I’m a senior in high school and my ex and I haven’t talked since around March. We ended things. We also sit next to each other in class but don’t talk at all anymore. With graduation coming up, I’ve been feeling like I don’t want to leave this chapter of my life without at least apologizing properly and wishing him well. I don’t want to get back together or reopen anything, I just want to leave things on a good note and have some closure.
At the same time I’m worried it might:
- come off as random since we haven’t talked in months bc I ended things
- reopen things emotionally
- or just make things more awkward
Part of me feels like I’ll regret not saying anything, but another part of me thinks it might be better to just leave it alone.
I wrote out a message I’d send (I’ll paste it below). do you think I should send it or just let things be?
Here’s the message:
Hi I’m sorry to text you so abruptly. I know it might not be fair of me and I understand if the best thing would be to leave you alone. But I didn’t want to leave our final years of high school without saying something. I could’ve waited until summer but I felt like I needed to say it now.
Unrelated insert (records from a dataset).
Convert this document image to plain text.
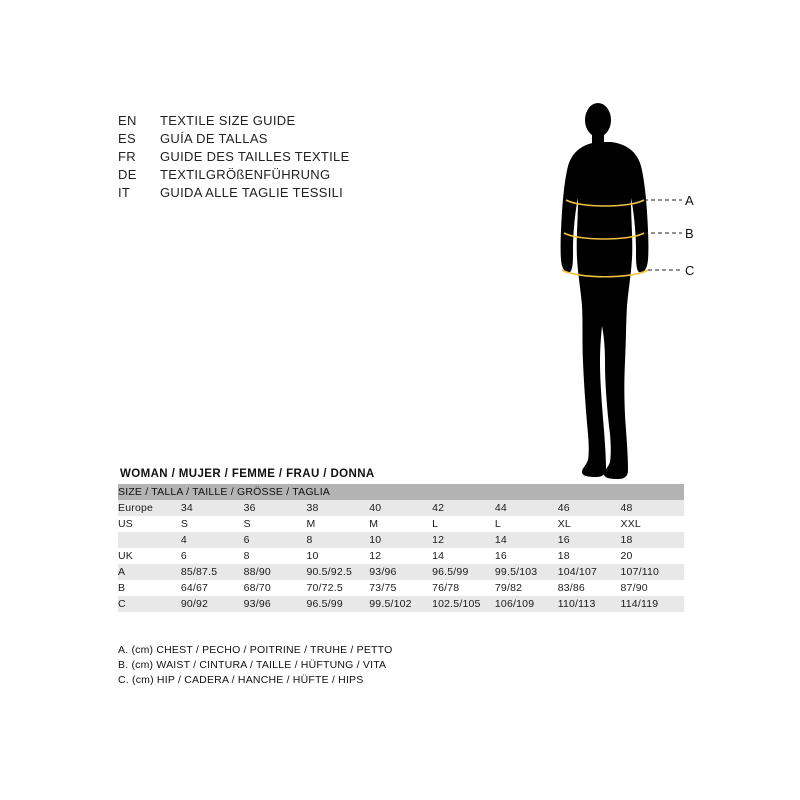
EN	TEXTILE SIZE GUIDE
ES	GUÍA DE TALLAS
FR	GUIDE DES TAILLES TEXTILE
DE	TEXTILGRÖßENFÜHRUNG
IT	GUIDA ALLE TAGLIE TESSILI
A
B
C
WOMAN / MUJER / FEMME / FRAU / DONNA
SIZE / TALLA / TAILLE / GRÖSSE / TAGLIA								
Europe	34	36	38	40	42	44	46	48
US	S	S	M	M	L	L	XL	XXL
	4	6	8	10	12	14	16	18
UK	6	8	10	12	14	16	18	20
A	85/87.5	88/90	90.5/92.5	93/96	96.5/99	99.5/103	104/107	107/110
B	64/67	68/70	70/72.5	73/75	76/78	79/82	83/86	87/90
C	90/92	93/96	96.5/99	99.5/102	102.5/105	106/109	110/113	114/119
A. (cm) CHEST / PECHO / POITRINE / TRUHE / PETTO
B. (cm) WAIST / CINTURA / TAILLE / HÜFTUNG / VITA
C. (cm) HIP / CADERA / HANCHE / HÜFTE / HIPS
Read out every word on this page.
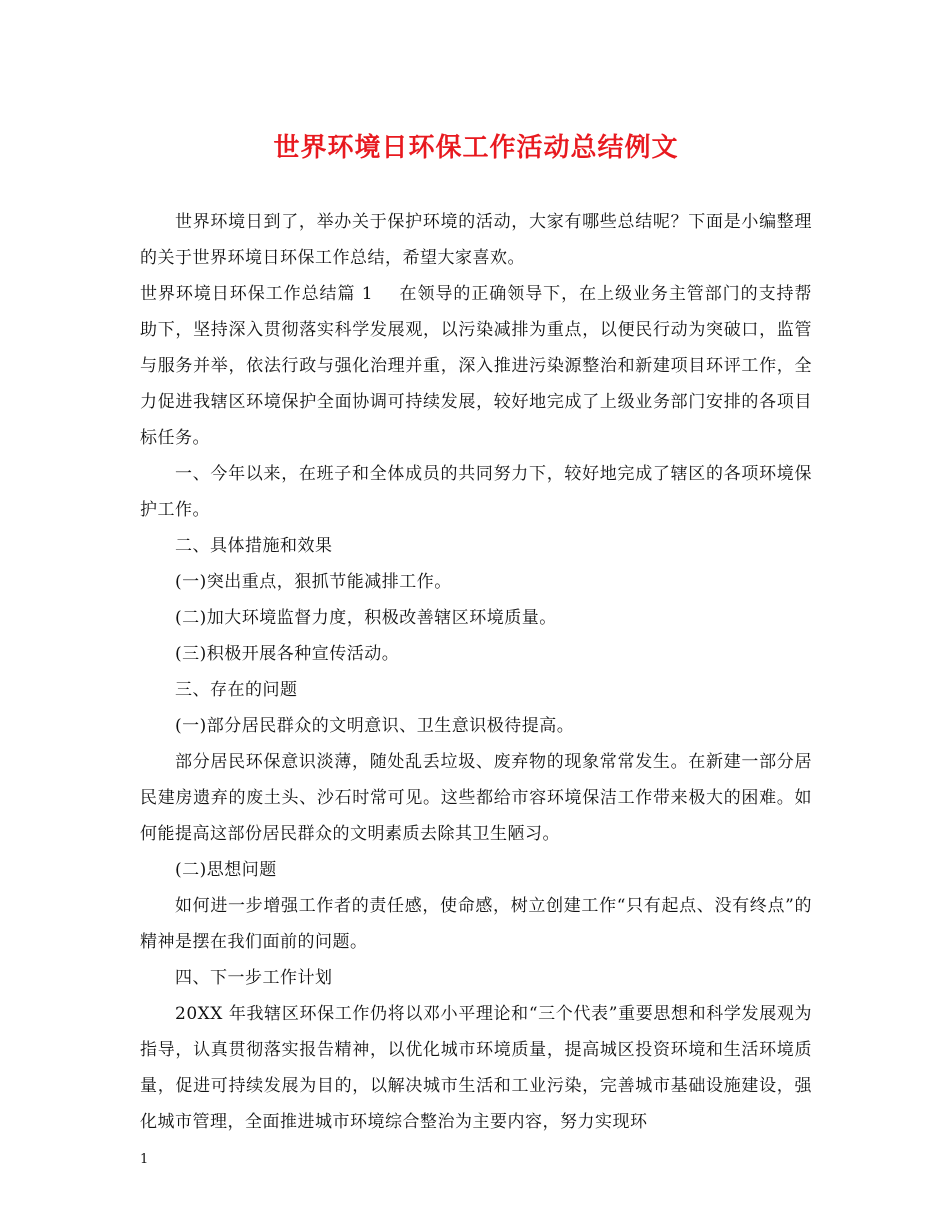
世界环境日环保工作活动总结例文

世界环境日到了，举办关于保护环境的活动，大家有哪些总结呢？下面是小编整理的关于世界环境日环保工作总结，希望大家喜欢。

世界环境日环保工作总结篇 1 在领导的正确领导下，在上级业务主管部门的支持帮助下，坚持深入贯彻落实科学发展观，以污染减排为重点，以便民行动为突破口，监管与服务并举，依法行政与强化治理并重，深入推进污染源整治和新建项目环评工作，全力促进我辖区环境保护全面协调可持续发展，较好地完成了上级业务部门安排的各项目标任务。

一、今年以来，在班子和全体成员的共同努力下，较好地完成了辖区的各项环境保护工作。

二、具体措施和效果

(一)突出重点，狠抓节能减排工作。

(二)加大环境监督力度，积极改善辖区环境质量。

(三)积极开展各种宣传活动。

三、存在的问题

(一)部分居民群众的文明意识、卫生意识极待提高。

部分居民环保意识淡薄，随处乱丢垃圾、废弃物的现象常常发生。在新建一部分居民建房遗弃的废土头、沙石时常可见。这些都给市容环境保洁工作带来极大的困难。如何能提高这部份居民群众的文明素质去除其卫生陋习。

(二)思想问题

如何进一步增强工作者的责任感，使命感，树立创建工作“只有起点、没有终点”的精神是摆在我们面前的问题。

四、下一步工作计划

20XX 年我辖区环保工作仍将以邓小平理论和“三个代表”重要思想和科学发展观为指导，认真贯彻落实报告精神，以优化城市环境质量，提高城区投资环境和生活环境质量，促进可持续发展为目的，以解决城市生活和工业污染，完善城市基础设施建设，强化城市管理，全面推进城市环境综合整治为主要内容，努力实现环

1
I just wanted to give you a real mature apology. I’ve had regrets, and my biggest would’ve been not apologizing to you properly. I hope you don’t read this thinking I have any ill intent.
I’m really sorry for ever bringing any negativity to you. I never wanted to hurt you, even though I understand that I did, and I take responsibility for that.
I also want to say that when I told you maybe we shouldn’t text anymore, I’ve reflected on that a lot. I feel like I may not have handled it the right way. Removing you from my socials was never out of resentment, it was just for my own peace of mind since I knew I’d keep checking your accounts and I thought creating that distance might help both of us.
Toward the end it felt like we were naturally growing apart, and I thought it was best to fully close that chapter so we could both move on and focus on our own paths. That’s also why I stepped back the way I did.
After we officially stopped talking, I tried to still be on good terms in class by saying hi, but I wasn’t sure if it was making things uncomfortable, so I eventually gave more space. That wasn’t from anger or anything like that, just me trying to respect the situation.
Whether you understand my perspective/actions or not, I respect whatever you feel about it. I just want you to know there was no resentment from my side, only care in how I handled things.
I also wanted to say congratulations on (his college name but won’t insert on this post) and your other college. I hope it’s not weird that I know, I just overheard. I’m genuinely really happy for you, and I’ve always known you deserved it because of how hard you’ve worked.
I also want to make clear this isn’t me trying to come back into your life. It’s just me hoping the best for you and expressing what I needed to say. I didn’t want to close a chapter in my life with someone I care for and have there be any negativity and without acknowledging things properly, so this is my way to take accountability and make things right.
I don’t expect anything from this and I’m sorry if reaching out is unexpected. I just didn’t want to leave without giving you the apology you deserved and wishing you the best. Whatever you do I know you’ll do really well.